Electrical stimulation of the heart is a common phenomenon. If you are CPR/AED certified, you’ve practiced saving someone’s life using a defibrillator. If you know anyone with a heart problem, chances are they have a pacemaker or have talked to their doctor about getting one. Both defibrillators and electrodes use direct electrical stimulation to correct cardiac arrhythmias.
While this technology can be life saving, it shocks the heart with a great amount of force. This force is often non-specific, shocking the entire heart at once, and can cause pain or tissue damage.
Five biomedical engineers from Johns Hopkins and Stony Brook University are looking into an enlightening technology that can mitigate these problems: optogenetics. Already successfully used in brain tissue, optogenetics takes advantage of light-sensitive proteins called opsins.
Tissues modified to express opsins will elicit bioelectric responses in the presence of optical illumination. Unlike direct electrical stimulation, which operates through Faradaic charge transfer, optical illumination via opsins involves a transmembrane current. The change in transduction mechanisms widens the range of safe pulse widths and amplitudes. This means that stimulation via light can be more finely tuned than stimulation by electricity.
Furthermore, the overall energy needed for the stimulated cell to reach an action potential is less for light-stimulation than electrical stimulation. Less energy means less of a chance of tissue damage. The BME team at Hopkins, led by Natalia Trayanova, the Murray B. Sachs Professor of Biomedical Engineering, has developed a cardiac electrophysiology and electromechanics model of heart optogenetics. By using biological data from Emilia Entcheva’s lab at Stony Brook, Trayanova’s lab is tweaking the precision and accuracy of their model so it better approximates various levels of structural hierarchy in the heart. They have developed a framework that models the heart from molecular interactions to the organ level.

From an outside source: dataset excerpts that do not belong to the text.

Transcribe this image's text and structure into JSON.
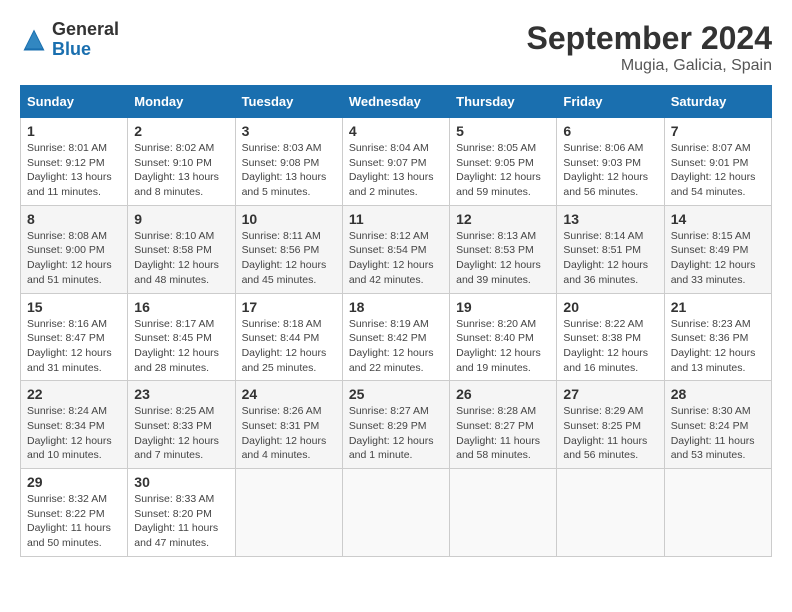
{
  "logo": {
    "line1": "General",
    "line2": "Blue"
  },
  "title": "September 2024",
  "location": "Mugia, Galicia, Spain",
  "headers": [
    "Sunday",
    "Monday",
    "Tuesday",
    "Wednesday",
    "Thursday",
    "Friday",
    "Saturday"
  ],
  "weeks": [
    [
      {
        "day": "1",
        "info": "Sunrise: 8:01 AM\nSunset: 9:12 PM\nDaylight: 13 hours and 11 minutes."
      },
      {
        "day": "2",
        "info": "Sunrise: 8:02 AM\nSunset: 9:10 PM\nDaylight: 13 hours and 8 minutes."
      },
      {
        "day": "3",
        "info": "Sunrise: 8:03 AM\nSunset: 9:08 PM\nDaylight: 13 hours and 5 minutes."
      },
      {
        "day": "4",
        "info": "Sunrise: 8:04 AM\nSunset: 9:07 PM\nDaylight: 13 hours and 2 minutes."
      },
      {
        "day": "5",
        "info": "Sunrise: 8:05 AM\nSunset: 9:05 PM\nDaylight: 12 hours and 59 minutes."
      },
      {
        "day": "6",
        "info": "Sunrise: 8:06 AM\nSunset: 9:03 PM\nDaylight: 12 hours and 56 minutes."
      },
      {
        "day": "7",
        "info": "Sunrise: 8:07 AM\nSunset: 9:01 PM\nDaylight: 12 hours and 54 minutes."
      }
    ],
    [
      {
        "day": "8",
        "info": "Sunrise: 8:08 AM\nSunset: 9:00 PM\nDaylight: 12 hours and 51 minutes."
      },
      {
        "day": "9",
        "info": "Sunrise: 8:10 AM\nSunset: 8:58 PM\nDaylight: 12 hours and 48 minutes."
      },
      {
        "day": "10",
        "info": "Sunrise: 8:11 AM\nSunset: 8:56 PM\nDaylight: 12 hours and 45 minutes."
      },
      {
        "day": "11",
        "info": "Sunrise: 8:12 AM\nSunset: 8:54 PM\nDaylight: 12 hours and 42 minutes."
      },
      {
        "day": "12",
        "info": "Sunrise: 8:13 AM\nSunset: 8:53 PM\nDaylight: 12 hours and 39 minutes."
      },
      {
        "day": "13",
        "info": "Sunrise: 8:14 AM\nSunset: 8:51 PM\nDaylight: 12 hours and 36 minutes."
      },
      {
        "day": "14",
        "info": "Sunrise: 8:15 AM\nSunset: 8:49 PM\nDaylight: 12 hours and 33 minutes."
      }
    ],
    [
      {
        "day": "15",
        "info": "Sunrise: 8:16 AM\nSunset: 8:47 PM\nDaylight: 12 hours and 31 minutes."
      },
      {
        "day": "16",
        "info": "Sunrise: 8:17 AM\nSunset: 8:45 PM\nDaylight: 12 hours and 28 minutes."
      },
      {
        "day": "17",
        "info": "Sunrise: 8:18 AM\nSunset: 8:44 PM\nDaylight: 12 hours and 25 minutes."
      },
      {
        "day": "18",
        "info": "Sunrise: 8:19 AM\nSunset: 8:42 PM\nDaylight: 12 hours and 22 minutes."
      },
      {
        "day": "19",
        "info": "Sunrise: 8:20 AM\nSunset: 8:40 PM\nDaylight: 12 hours and 19 minutes."
      },
      {
        "day": "20",
        "info": "Sunrise: 8:22 AM\nSunset: 8:38 PM\nDaylight: 12 hours and 16 minutes."
      },
      {
        "day": "21",
        "info": "Sunrise: 8:23 AM\nSunset: 8:36 PM\nDaylight: 12 hours and 13 minutes."
      }
    ],
    [
      {
        "day": "22",
        "info": "Sunrise: 8:24 AM\nSunset: 8:34 PM\nDaylight: 12 hours and 10 minutes."
      },
      {
        "day": "23",
        "info": "Sunrise: 8:25 AM\nSunset: 8:33 PM\nDaylight: 12 hours and 7 minutes."
      },
      {
        "day": "24",
        "info": "Sunrise: 8:26 AM\nSunset: 8:31 PM\nDaylight: 12 hours and 4 minutes."
      },
      {
        "day": "25",
        "info": "Sunrise: 8:27 AM\nSunset: 8:29 PM\nDaylight: 12 hours and 1 minute."
      },
      {
        "day": "26",
        "info": "Sunrise: 8:28 AM\nSunset: 8:27 PM\nDaylight: 11 hours and 58 minutes."
      },
      {
        "day": "27",
        "info": "Sunrise: 8:29 AM\nSunset: 8:25 PM\nDaylight: 11 hours and 56 minutes."
      },
      {
        "day": "28",
        "info": "Sunrise: 8:30 AM\nSunset: 8:24 PM\nDaylight: 11 hours and 53 minutes."
      }
    ],
    [
      {
        "day": "29",
        "info": "Sunrise: 8:32 AM\nSunset: 8:22 PM\nDaylight: 11 hours and 50 minutes."
      },
      {
        "day": "30",
        "info": "Sunrise: 8:33 AM\nSunset: 8:20 PM\nDaylight: 11 hours and 47 minutes."
      },
      {
        "day": "",
        "info": ""
      },
      {
        "day": "",
        "info": ""
      },
      {
        "day": "",
        "info": ""
      },
      {
        "day": "",
        "info": ""
      },
      {
        "day": "",
        "info": ""
      }
    ]
  ]
}
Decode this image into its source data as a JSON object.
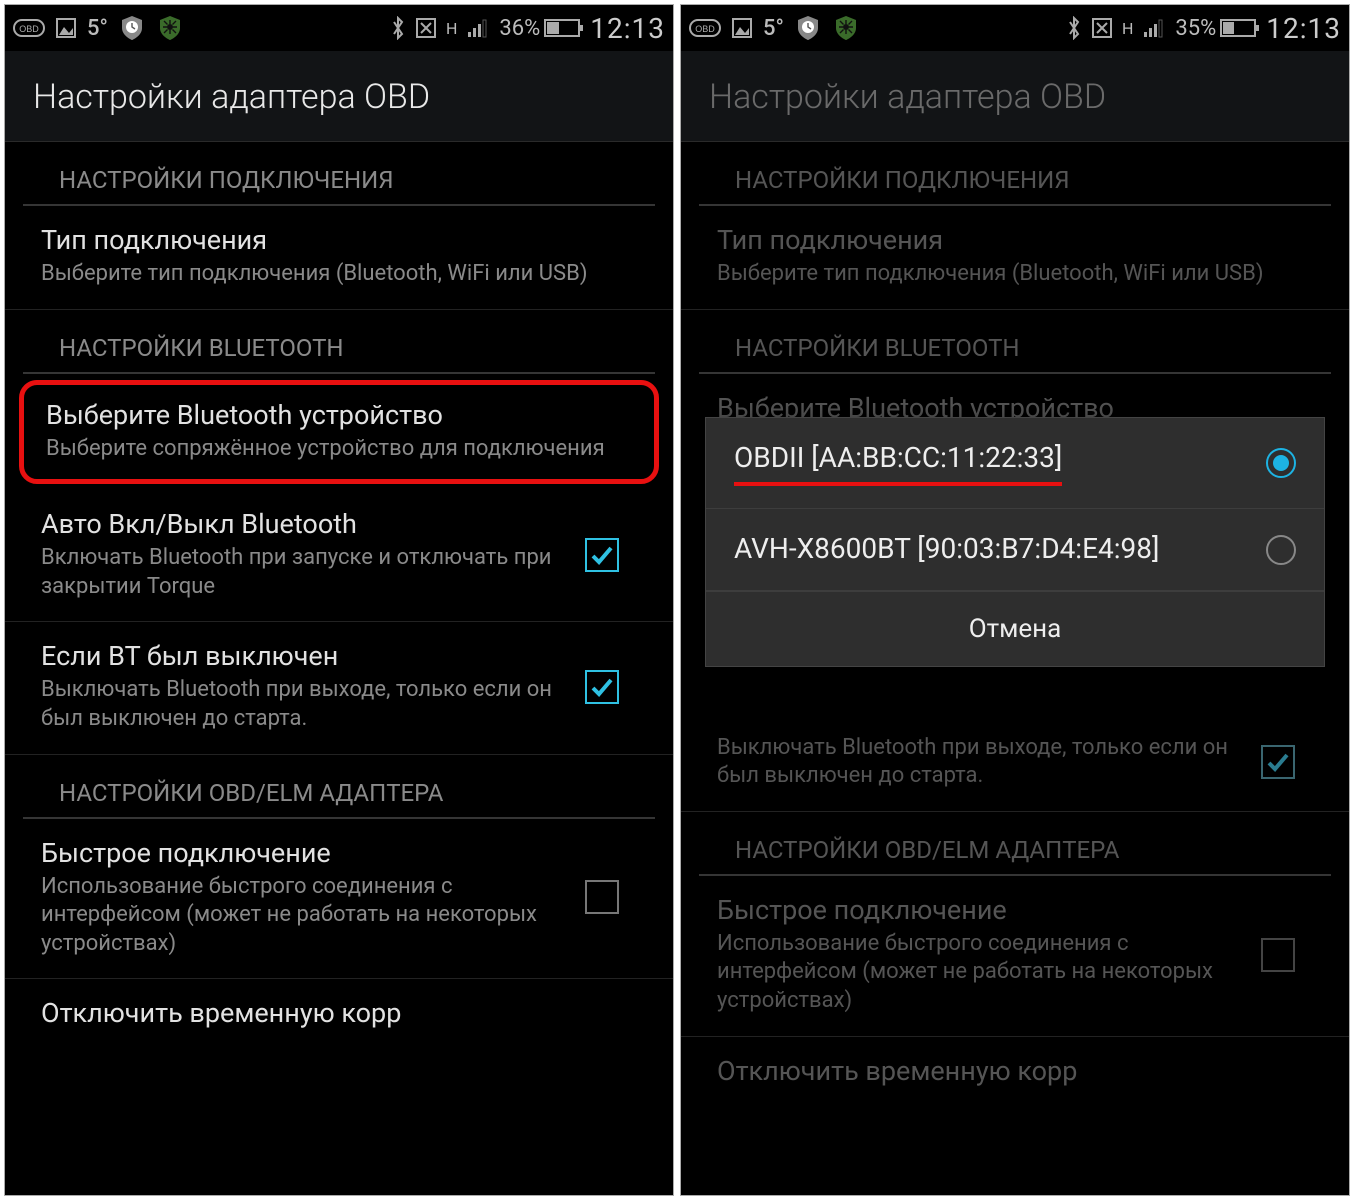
{
  "left": {
    "statusbar": {
      "temp": "5°",
      "h": "H",
      "battery": "36%",
      "time": "12:13",
      "battery_pct": 36
    },
    "title": "Настройки адаптера OBD",
    "sections": {
      "conn_header": "НАСТРОЙКИ ПОДКЛЮЧЕНИЯ",
      "conn_type_title": "Тип подключения",
      "conn_type_sub": "Выберите тип подключения (Bluetooth, WiFi или USB)",
      "bt_header": "НАСТРОЙКИ BLUETOOTH",
      "select_bt_title": "Выберите Bluetooth устройство",
      "select_bt_sub": "Выберите сопряжённое устройство для подключения",
      "auto_bt_title": "Авто Вкл/Выкл Bluetooth",
      "auto_bt_sub": "Включать Bluetooth при запуске и отключать при закрытии Torque",
      "if_off_title": "Если BT был выключен",
      "if_off_sub": "Выключать Bluetooth при выходе, только если он был выключен до старта.",
      "elm_header": "НАСТРОЙКИ OBD/ELM АДАПТЕРА",
      "fast_title": "Быстрое подключение",
      "fast_sub": "Использование быстрого соединения с интерфейсом (может не работать на некоторых устройствах)",
      "disable_title": "Отключить временную корр"
    }
  },
  "right": {
    "statusbar": {
      "temp": "5°",
      "h": "H",
      "battery": "35%",
      "time": "12:13",
      "battery_pct": 35
    },
    "title": "Настройки адаптера OBD",
    "sections": {
      "conn_header": "НАСТРОЙКИ ПОДКЛЮЧЕНИЯ",
      "conn_type_title": "Тип подключения",
      "conn_type_sub": "Выберите тип подключения (Bluetooth, WiFi или USB)",
      "bt_header": "НАСТРОЙКИ BLUETOOTH",
      "select_bt_title": "Выберите Bluetooth устройство",
      "if_off_sub": "Выключать Bluetooth при выходе, только если он был выключен до старта.",
      "elm_header": "НАСТРОЙКИ OBD/ELM АДАПТЕРА",
      "fast_title": "Быстрое подключение",
      "fast_sub": "Использование быстрого соединения с интерфейсом (может не работать на некоторых устройствах)",
      "disable_title": "Отключить временную корр"
    },
    "dialog": {
      "opt1": "OBDII [AA:BB:CC:11:22:33]",
      "opt2": "AVH-X8600BT [90:03:B7:D4:E4:98]",
      "cancel": "Отмена"
    }
  }
}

In their Aug. 28 paper published in Nature Communications, the Hopkins and Stony Brook researchers discussed different optogenetic-based xperiments performed with their heart model. Based on these tests, the researchers have shown that donor cells are more efficient providers of illumination than viral transfection and that opsin-expressing cells show increased excitability in Purkinje fibers as compared to ventricular cells.
Furthermore, a low density and high patchiness of opsin-rich cells was shown to be associated with a lower energy needed for action potential stimulation. This means that light can more efficiently stimulate the heart when the opsin-rich cells are sprinkled throughout the tissue. The researchers think this is because patchiness maximizes the interface between electrical sources (i.e. donor cells) and sinks (myocytes at rest). This again supports the idea that donor cells should be used, as they lend themselves to patchiness better than viral transfection methods.
While the Hopkins and Stony Brook researchers understand that there are limits to their findings, as they cannot replace in vitro or in vivo studies, they have great hope for the possibilities of their heart model. It can help other researchers further probe the potential of optogenetics to replace current electrical stimulation models.
In fact, this newly developed model may be better than other research systems because it allows for testing and understanding at various levels of structural hierarchy. This model may become a catalyst for a field of cardiac optogenetics. The market is ripe for new discoveries, as heart disorders and diseases are comfortably staking their ground in the United States.